The truth is that states can manage predators effectively, and the wolves’ recovery over the past several decades is evidence of that. Building on Hank Fischer’s model, many states have created their own compensation programs to defray some of the costs that ranchers incur when wolves kill livestock. Those states understandably want more tools and flexibility—including allowing more frequent lethal removal of wolves that kill or endanger livestock—to manage their growing wolf populations amid human-inhabited landscapes. But states have a responsibility to use these tools wisely and carefully, recognizing that millions of people value the simple fact that wolves have recovered and exist in western states again.
Ultimately, what’s needed are more durable solutions that work for people and wildlife as well. Otherwise, the whole exercise becomes a zero-sum fight that yo-yos with changes in political power.

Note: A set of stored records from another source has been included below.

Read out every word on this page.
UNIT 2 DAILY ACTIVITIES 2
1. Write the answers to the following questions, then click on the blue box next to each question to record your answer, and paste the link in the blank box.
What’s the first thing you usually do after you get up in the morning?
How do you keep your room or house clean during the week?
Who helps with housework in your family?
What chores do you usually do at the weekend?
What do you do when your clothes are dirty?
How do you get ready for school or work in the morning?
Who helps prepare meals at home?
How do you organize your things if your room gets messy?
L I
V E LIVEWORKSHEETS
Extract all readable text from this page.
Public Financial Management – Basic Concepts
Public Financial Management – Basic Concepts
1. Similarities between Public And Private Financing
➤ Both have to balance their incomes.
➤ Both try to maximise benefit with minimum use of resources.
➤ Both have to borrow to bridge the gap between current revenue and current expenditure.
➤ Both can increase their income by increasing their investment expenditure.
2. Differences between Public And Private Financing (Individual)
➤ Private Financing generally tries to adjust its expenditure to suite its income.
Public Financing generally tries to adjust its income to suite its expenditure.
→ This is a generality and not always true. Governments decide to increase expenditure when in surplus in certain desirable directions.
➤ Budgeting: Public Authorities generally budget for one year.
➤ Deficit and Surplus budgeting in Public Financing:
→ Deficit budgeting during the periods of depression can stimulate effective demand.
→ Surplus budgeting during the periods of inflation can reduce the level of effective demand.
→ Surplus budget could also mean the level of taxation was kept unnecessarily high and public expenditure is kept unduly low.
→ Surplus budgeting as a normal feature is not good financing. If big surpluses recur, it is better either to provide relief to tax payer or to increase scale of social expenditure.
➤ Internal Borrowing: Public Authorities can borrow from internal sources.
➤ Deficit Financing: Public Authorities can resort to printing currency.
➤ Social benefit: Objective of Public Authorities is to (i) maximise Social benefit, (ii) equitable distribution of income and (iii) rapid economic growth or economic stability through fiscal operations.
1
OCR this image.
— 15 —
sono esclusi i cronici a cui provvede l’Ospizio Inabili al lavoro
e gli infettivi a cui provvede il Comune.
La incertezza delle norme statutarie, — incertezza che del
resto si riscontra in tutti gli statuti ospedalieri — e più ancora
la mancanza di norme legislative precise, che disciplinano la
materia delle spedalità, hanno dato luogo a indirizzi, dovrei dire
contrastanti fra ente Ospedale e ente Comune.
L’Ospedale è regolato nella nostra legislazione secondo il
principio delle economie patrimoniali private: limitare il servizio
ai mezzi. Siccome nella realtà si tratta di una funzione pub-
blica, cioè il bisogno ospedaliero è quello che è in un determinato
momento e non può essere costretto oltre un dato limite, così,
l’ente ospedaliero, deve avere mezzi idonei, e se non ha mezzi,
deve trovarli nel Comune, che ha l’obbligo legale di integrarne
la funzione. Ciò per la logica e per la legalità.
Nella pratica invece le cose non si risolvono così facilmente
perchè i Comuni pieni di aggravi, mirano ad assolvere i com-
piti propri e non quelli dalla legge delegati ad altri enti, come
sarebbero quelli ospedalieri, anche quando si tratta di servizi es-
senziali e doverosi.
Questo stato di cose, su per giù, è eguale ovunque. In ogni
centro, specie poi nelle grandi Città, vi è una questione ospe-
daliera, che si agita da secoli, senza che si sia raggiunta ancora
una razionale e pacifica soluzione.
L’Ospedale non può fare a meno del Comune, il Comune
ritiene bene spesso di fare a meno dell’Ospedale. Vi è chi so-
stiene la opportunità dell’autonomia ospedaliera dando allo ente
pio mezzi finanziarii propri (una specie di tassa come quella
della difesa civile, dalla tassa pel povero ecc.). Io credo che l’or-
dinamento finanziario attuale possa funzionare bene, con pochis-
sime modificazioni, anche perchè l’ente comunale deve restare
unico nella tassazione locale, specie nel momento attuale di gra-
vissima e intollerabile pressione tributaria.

Wolves won’t suddenly become acceptable to ranchers just because residents in Denver or Boulder vote yes on a ballot initiative or because a federal judge declares that the species should be relisted. Nor will ranchers’ problems with wolves go away simply because Republicans hold power in rural America. Wolves are probably here to stay, but for wolf recovery to be sustainable, it will need to work for the communities that are closest to the land and bear most of the costs.

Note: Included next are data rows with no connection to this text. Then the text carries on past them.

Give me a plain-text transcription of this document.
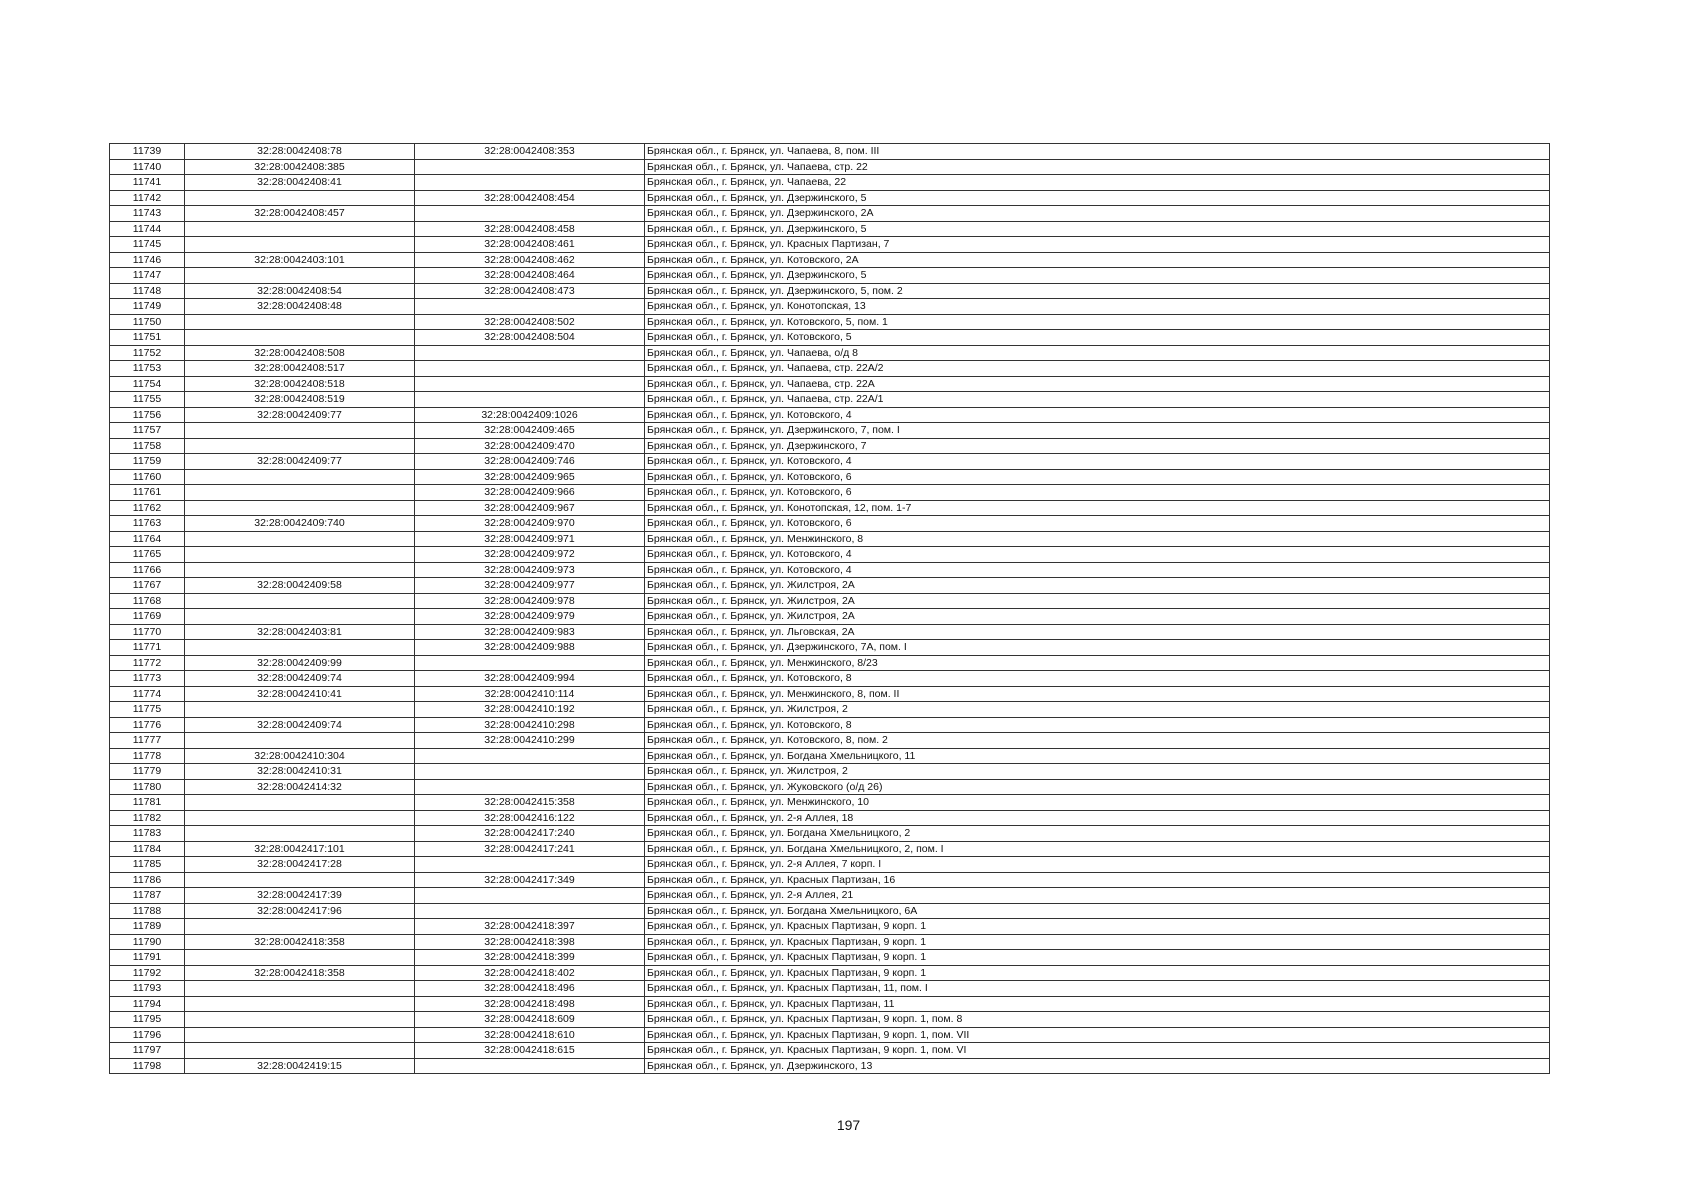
11739	32:28:0042408:78	32:28:0042408:353	Брянская обл., г. Брянск, ул. Чапаева, 8, пом. III
11740	32:28:0042408:385		Брянская обл., г. Брянск, ул. Чапаева, стр. 22
11741	32:28:0042408:41		Брянская обл., г. Брянск, ул. Чапаева, 22
11742		32:28:0042408:454	Брянская обл., г. Брянск, ул. Дзержинского, 5
11743	32:28:0042408:457		Брянская обл., г. Брянск, ул. Дзержинского, 2А
11744		32:28:0042408:458	Брянская обл., г. Брянск, ул. Дзержинского, 5
11745		32:28:0042408:461	Брянская обл., г. Брянск, ул. Красных Партизан, 7
11746	32:28:0042403:101	32:28:0042408:462	Брянская обл., г. Брянск, ул. Котовского, 2А
11747		32:28:0042408:464	Брянская обл., г. Брянск, ул. Дзержинского, 5
11748	32:28:0042408:54	32:28:0042408:473	Брянская обл., г. Брянск, ул. Дзержинского, 5, пом. 2
11749	32:28:0042408:48		Брянская обл., г. Брянск, ул. Конотопская, 13
11750		32:28:0042408:502	Брянская обл., г. Брянск, ул. Котовского, 5, пом. 1
11751		32:28:0042408:504	Брянская обл., г. Брянск, ул. Котовского, 5
11752	32:28:0042408:508		Брянская обл., г. Брянск, ул. Чапаева, о/д 8
11753	32:28:0042408:517		Брянская обл., г. Брянск, ул. Чапаева, стр. 22А/2
11754	32:28:0042408:518		Брянская обл., г. Брянск, ул. Чапаева, стр. 22А
11755	32:28:0042408:519		Брянская обл., г. Брянск, ул. Чапаева, стр. 22А/1
11756	32:28:0042409:77	32:28:0042409:1026	Брянская обл., г. Брянск, ул. Котовского, 4
11757		32:28:0042409:465	Брянская обл., г. Брянск, ул. Дзержинского, 7, пом. I
11758		32:28:0042409:470	Брянская обл., г. Брянск, ул. Дзержинского, 7
11759	32:28:0042409:77	32:28:0042409:746	Брянская обл., г. Брянск, ул. Котовского, 4
11760		32:28:0042409:965	Брянская обл., г. Брянск, ул. Котовского, 6
11761		32:28:0042409:966	Брянская обл., г. Брянск, ул. Котовского, 6
11762		32:28:0042409:967	Брянская обл., г. Брянск, ул. Конотопская, 12, пом. 1-7
11763	32:28:0042409:740	32:28:0042409:970	Брянская обл., г. Брянск, ул. Котовского, 6
11764		32:28:0042409:971	Брянская обл., г. Брянск, ул. Менжинского, 8
11765		32:28:0042409:972	Брянская обл., г. Брянск, ул. Котовского, 4
11766		32:28:0042409:973	Брянская обл., г. Брянск, ул. Котовского, 4
11767	32:28:0042409:58	32:28:0042409:977	Брянская обл., г. Брянск, ул. Жилстроя, 2А
11768		32:28:0042409:978	Брянская обл., г. Брянск, ул. Жилстроя, 2А
11769		32:28:0042409:979	Брянская обл., г. Брянск, ул. Жилстроя, 2А
11770	32:28:0042403:81	32:28:0042409:983	Брянская обл., г. Брянск, ул. Льговская, 2А
11771		32:28:0042409:988	Брянская обл., г. Брянск, ул. Дзержинского, 7А, пом. I
11772	32:28:0042409:99		Брянская обл., г. Брянск, ул. Менжинского, 8/23
11773	32:28:0042409:74	32:28:0042409:994	Брянская обл., г. Брянск, ул. Котовского, 8
11774	32:28:0042410:41	32:28:0042410:114	Брянская обл., г. Брянск, ул. Менжинского, 8, пом. II
11775		32:28:0042410:192	Брянская обл., г. Брянск, ул. Жилстроя, 2
11776	32:28:0042409:74	32:28:0042410:298	Брянская обл., г. Брянск, ул. Котовского, 8
11777		32:28:0042410:299	Брянская обл., г. Брянск, ул. Котовского, 8, пом. 2
11778	32:28:0042410:304		Брянская обл., г. Брянск, ул. Богдана Хмельницкого, 11
11779	32:28:0042410:31		Брянская обл., г. Брянск, ул. Жилстроя, 2
11780	32:28:0042414:32		Брянская обл., г. Брянск, ул. Жуковского (о/д 26)
11781		32:28:0042415:358	Брянская обл., г. Брянск, ул. Менжинского, 10
11782		32:28:0042416:122	Брянская обл., г. Брянск, ул. 2-я Аллея, 18
11783		32:28:0042417:240	Брянская обл., г. Брянск, ул. Богдана Хмельницкого, 2
11784	32:28:0042417:101	32:28:0042417:241	Брянская обл., г. Брянск, ул. Богдана Хмельницкого, 2, пом. I
11785	32:28:0042417:28		Брянская обл., г. Брянск, ул. 2-я Аллея, 7 корп. I
11786		32:28:0042417:349	Брянская обл., г. Брянск, ул. Красных Партизан, 16
11787	32:28:0042417:39		Брянская обл., г. Брянск, ул. 2-я Аллея, 21
11788	32:28:0042417:96		Брянская обл., г. Брянск, ул. Богдана Хмельницкого, 6А
11789		32:28:0042418:397	Брянская обл., г. Брянск, ул. Красных Партизан, 9 корп. 1
11790	32:28:0042418:358	32:28:0042418:398	Брянская обл., г. Брянск, ул. Красных Партизан, 9 корп. 1
11791		32:28:0042418:399	Брянская обл., г. Брянск, ул. Красных Партизан, 9 корп. 1
11792	32:28:0042418:358	32:28:0042418:402	Брянская обл., г. Брянск, ул. Красных Партизан, 9 корп. 1
11793		32:28:0042418:496	Брянская обл., г. Брянск, ул. Красных Партизан, 11, пом. I
11794		32:28:0042418:498	Брянская обл., г. Брянск, ул. Красных Партизан, 11
11795		32:28:0042418:609	Брянская обл., г. Брянск, ул. Красных Партизан, 9 корп. 1, пом. 8
11796		32:28:0042418:610	Брянская обл., г. Брянск, ул. Красных Партизан, 9 корп. 1, пом. VII
11797		32:28:0042418:615	Брянская обл., г. Брянск, ул. Красных Партизан, 9 корп. 1, пом. VI
11798	32:28:0042419:15		Брянская обл., г. Брянск, ул. Дзержинского, 13
197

That’s no easy task. As Hank Fischer understood, it will take people working together to understand and address one another’s concerns, compromising when possible—and it will take policies that encourage collaboration rather than conflict. Despite the tensions on display in that Idaho schoolhouse decades ago, Fischer survived the wolf wars. If states and environmentalists follow his example this time around, wolves and ranchers alike can, too.